Allora. La proposta di legge urbanistica è approdata al Parlamento. Tre a due, per Salzano, il rapporto mi piace/non mi piace. Quali saranno gli esiti alle Camere? Dal punto di vista della questione territoriale esistono posizioni d’ogni genere. Aspettiamo. Tuttavia non possiamo ignorare che la frattura fra realtà territoriale e progetto legislativo nazionale, come nella storia dello standard, è decretata da tempo. Come potrà una legge nazionale, probabilmente attenta agli interessi degli imprenditori, ai cosiddetti diritti edificatori, all’opportunità – magari un po’ meno obbligata che nella legge Lupi – della contrattazionefra ente pubblico e proprietà privata, come potrà imbracciare lo scudo imperforabile a difesa degli ultimi pezzi d’Italia storica dal pericolo di soluzione finale? Ora dominano le leggi regionali; devo ripetere ciò che i frequentatori di Eddyburg conoscono circa il disinteresse o l’ambiguità delle amministrazioni verso la battaglia incondizionata in difesa del paesaggio residuo? Lamentare nuovamente la loro sordità (esemplare il comportamento del governo regionale toscano) verso le critiche per l’irragionevole trasferimento del problema ai comuni grandi e piccoli e piccolissimi? Oggi, oltre ai presidenti di Regione, dominano sindaci e giunte sbeffeggianti i Consigli: coi loro interventi edilizi mangiano il territorio quando ne esista ancora, se ne ingozzano insieme alle imprese di costruzione-distruzione. Tutto legale (più o meno). Come potrà una legge nazionale impedirlo se i partiti politici non vogliono affrontare il problema cruciale – da me più volte trattato – dei poteri nelle Regioni e nei Comuni, le sedi della storica autonomia democratica trasformata in decisionismo personale? Preoccupazione e tristezza prova chi le battaglie per l’autonomia locale le ha fatte ai tempi delle diuturne discussioni nei Consigli e dei duri controlli prefettizi volti, più che al rispetto della normativa, al merito di pubbliche deliberazioni delle maggioranze di sinistra. Questa la giusta battaglia per la democrazia, non la pretesa odierna d’indipendenza in decisioni che, relative alla località, riguardano l’intera comunità nazionale.

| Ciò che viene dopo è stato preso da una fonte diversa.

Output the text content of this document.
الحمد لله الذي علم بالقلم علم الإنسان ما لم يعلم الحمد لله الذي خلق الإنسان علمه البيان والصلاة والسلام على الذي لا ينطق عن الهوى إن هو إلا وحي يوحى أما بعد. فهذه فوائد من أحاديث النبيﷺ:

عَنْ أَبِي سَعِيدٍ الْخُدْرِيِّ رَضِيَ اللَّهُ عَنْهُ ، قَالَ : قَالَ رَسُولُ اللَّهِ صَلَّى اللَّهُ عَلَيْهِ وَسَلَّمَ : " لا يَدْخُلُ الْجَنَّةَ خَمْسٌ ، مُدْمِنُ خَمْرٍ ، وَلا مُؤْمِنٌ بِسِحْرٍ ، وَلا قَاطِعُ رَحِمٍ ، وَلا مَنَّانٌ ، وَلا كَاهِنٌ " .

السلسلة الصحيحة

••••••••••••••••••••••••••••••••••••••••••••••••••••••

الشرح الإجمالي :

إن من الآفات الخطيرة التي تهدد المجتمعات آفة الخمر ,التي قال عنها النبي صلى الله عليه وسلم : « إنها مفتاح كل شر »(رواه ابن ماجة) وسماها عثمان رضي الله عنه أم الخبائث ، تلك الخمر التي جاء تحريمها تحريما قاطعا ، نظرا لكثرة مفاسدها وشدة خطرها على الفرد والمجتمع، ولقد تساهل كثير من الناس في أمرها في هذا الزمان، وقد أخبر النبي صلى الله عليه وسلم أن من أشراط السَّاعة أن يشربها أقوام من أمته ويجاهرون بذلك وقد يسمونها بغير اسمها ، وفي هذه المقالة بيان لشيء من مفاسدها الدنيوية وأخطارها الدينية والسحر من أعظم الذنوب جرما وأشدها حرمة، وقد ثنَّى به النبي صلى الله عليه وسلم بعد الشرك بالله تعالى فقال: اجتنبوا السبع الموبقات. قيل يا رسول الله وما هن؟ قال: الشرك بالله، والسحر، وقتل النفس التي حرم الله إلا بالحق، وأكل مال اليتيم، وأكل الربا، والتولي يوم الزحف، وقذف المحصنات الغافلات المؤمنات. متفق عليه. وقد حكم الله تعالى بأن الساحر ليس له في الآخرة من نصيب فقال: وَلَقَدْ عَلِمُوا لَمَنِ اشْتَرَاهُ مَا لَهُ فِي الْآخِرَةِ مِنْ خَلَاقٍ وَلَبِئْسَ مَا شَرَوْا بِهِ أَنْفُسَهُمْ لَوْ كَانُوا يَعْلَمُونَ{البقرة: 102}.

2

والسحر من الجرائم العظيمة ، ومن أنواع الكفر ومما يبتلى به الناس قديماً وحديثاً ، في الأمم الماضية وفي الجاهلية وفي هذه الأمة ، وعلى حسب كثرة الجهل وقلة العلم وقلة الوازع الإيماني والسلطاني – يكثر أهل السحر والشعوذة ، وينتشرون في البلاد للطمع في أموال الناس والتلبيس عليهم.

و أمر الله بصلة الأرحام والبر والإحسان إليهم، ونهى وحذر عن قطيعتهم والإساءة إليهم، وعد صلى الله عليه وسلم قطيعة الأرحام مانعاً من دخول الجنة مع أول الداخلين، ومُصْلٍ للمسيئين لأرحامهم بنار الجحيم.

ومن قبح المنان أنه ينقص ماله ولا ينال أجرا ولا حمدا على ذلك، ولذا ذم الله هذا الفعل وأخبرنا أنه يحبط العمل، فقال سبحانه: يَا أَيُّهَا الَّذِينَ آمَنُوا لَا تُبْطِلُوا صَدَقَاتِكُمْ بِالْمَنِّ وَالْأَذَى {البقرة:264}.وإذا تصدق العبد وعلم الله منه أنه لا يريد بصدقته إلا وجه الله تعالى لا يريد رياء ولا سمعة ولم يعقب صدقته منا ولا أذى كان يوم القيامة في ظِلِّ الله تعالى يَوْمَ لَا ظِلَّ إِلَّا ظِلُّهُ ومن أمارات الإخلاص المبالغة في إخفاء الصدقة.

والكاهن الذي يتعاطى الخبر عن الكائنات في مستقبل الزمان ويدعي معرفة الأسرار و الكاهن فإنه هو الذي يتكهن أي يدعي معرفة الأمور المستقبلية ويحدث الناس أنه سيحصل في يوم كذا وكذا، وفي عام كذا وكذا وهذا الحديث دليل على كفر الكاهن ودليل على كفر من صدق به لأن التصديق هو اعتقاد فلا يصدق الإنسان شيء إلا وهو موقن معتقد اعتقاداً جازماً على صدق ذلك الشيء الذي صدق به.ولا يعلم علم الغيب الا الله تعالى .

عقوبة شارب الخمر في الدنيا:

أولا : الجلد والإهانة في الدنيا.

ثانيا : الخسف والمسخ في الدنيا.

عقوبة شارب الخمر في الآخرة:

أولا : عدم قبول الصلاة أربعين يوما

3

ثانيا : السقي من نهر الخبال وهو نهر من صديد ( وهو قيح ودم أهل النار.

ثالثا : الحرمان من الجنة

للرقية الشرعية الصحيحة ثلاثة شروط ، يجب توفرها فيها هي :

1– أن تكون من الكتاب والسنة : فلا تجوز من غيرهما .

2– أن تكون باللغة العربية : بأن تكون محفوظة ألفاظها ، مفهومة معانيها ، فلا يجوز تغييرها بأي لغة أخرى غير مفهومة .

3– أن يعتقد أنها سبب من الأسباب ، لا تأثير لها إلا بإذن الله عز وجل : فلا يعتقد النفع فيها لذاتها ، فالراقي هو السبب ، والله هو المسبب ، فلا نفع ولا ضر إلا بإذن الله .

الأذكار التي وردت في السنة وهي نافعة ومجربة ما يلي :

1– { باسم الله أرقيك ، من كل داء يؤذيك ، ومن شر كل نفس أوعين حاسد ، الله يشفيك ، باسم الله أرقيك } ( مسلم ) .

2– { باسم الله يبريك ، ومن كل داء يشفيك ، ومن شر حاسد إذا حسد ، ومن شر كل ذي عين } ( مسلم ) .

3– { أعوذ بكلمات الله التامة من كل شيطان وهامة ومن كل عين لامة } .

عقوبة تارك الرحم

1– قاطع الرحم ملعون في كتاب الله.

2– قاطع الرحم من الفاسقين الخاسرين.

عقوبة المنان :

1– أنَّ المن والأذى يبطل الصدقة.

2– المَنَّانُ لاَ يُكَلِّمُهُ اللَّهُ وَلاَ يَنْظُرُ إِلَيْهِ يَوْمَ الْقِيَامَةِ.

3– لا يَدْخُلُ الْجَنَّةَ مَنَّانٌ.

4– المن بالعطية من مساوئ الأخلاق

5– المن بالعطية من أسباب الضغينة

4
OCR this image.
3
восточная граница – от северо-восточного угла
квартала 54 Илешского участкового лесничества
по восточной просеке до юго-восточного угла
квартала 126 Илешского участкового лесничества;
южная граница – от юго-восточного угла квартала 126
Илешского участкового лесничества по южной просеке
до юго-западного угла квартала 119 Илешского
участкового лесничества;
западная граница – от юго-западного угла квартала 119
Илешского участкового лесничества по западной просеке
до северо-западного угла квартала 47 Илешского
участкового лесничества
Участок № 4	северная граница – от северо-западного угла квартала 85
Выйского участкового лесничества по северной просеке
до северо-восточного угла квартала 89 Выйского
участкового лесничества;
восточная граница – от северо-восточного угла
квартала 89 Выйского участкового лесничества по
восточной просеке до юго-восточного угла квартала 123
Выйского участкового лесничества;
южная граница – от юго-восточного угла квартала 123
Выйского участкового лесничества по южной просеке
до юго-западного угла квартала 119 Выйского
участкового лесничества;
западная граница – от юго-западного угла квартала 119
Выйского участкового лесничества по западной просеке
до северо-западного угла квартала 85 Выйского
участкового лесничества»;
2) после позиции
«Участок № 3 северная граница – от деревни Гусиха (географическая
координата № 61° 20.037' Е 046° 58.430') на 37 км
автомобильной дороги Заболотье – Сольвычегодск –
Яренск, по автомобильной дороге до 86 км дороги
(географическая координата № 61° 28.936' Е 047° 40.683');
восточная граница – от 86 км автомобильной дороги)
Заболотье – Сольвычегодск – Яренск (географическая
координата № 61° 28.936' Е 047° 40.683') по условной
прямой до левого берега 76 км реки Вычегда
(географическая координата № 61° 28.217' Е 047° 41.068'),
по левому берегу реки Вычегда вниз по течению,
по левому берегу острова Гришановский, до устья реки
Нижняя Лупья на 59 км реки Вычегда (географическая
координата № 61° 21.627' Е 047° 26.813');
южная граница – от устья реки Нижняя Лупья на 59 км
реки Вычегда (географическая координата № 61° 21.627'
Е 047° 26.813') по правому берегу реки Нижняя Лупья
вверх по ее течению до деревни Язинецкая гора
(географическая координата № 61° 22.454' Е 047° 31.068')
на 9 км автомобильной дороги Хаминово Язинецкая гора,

La difesa dei beni artistici e paesaggistici è scritta nelle leggi d’anteguerra e nella Costituzione. Come potrà lo stato, con o senza nuova legge urbanistica, rafforzare il proprio compito in questa materia quando una brutta specie di smaccato liberismo non solo si è consolidato nella legislazione e pianificazione locale ma ha impresso la coscienza di politici e amministratori? Cosa gl’importa a quest’ultimi di leggi generali vecchie e nuove mentre possono muoversi disinvoltamente dentro le molteplici occasioni offerte da un’urbanistica falsa designata dagli insopportabili acronimi normalmente indecifrabili dai cittadini? Oggi uno dei più miti dal punto di vista del linguaggio, Pgt, Piano di governo del territorio, costituisce invece la mensa preparata, penso, per l’ultima abbuffata degli obesi imprenditori e proprietari fondiari.
Conoscete gli obiettivi dichiarati dalla giunta milanese, d’altronde in linea con una prassi in atto da oltre dieci anni? “Deregulation… liberalizzazione… autoregolazione del mercato… no alle destinazioni d’uso… sviluppo delle capacità insediative… perequazione mediante la Borsa dei diritti volumetrici (compravendita dei diritti)… volumetrie aggiuntive al legittimo possesso… densificazione… valorizzazione [ah!] delle aree degradate nei parchi… grattacieli…”.
Eh, già… gli standard e i bisogni dei cittadini, la legge urbanistica nazionale, la preservazione del paesaggio, il risparmio di terra, la difesa dello spazio pubblico… eccetera eccetera.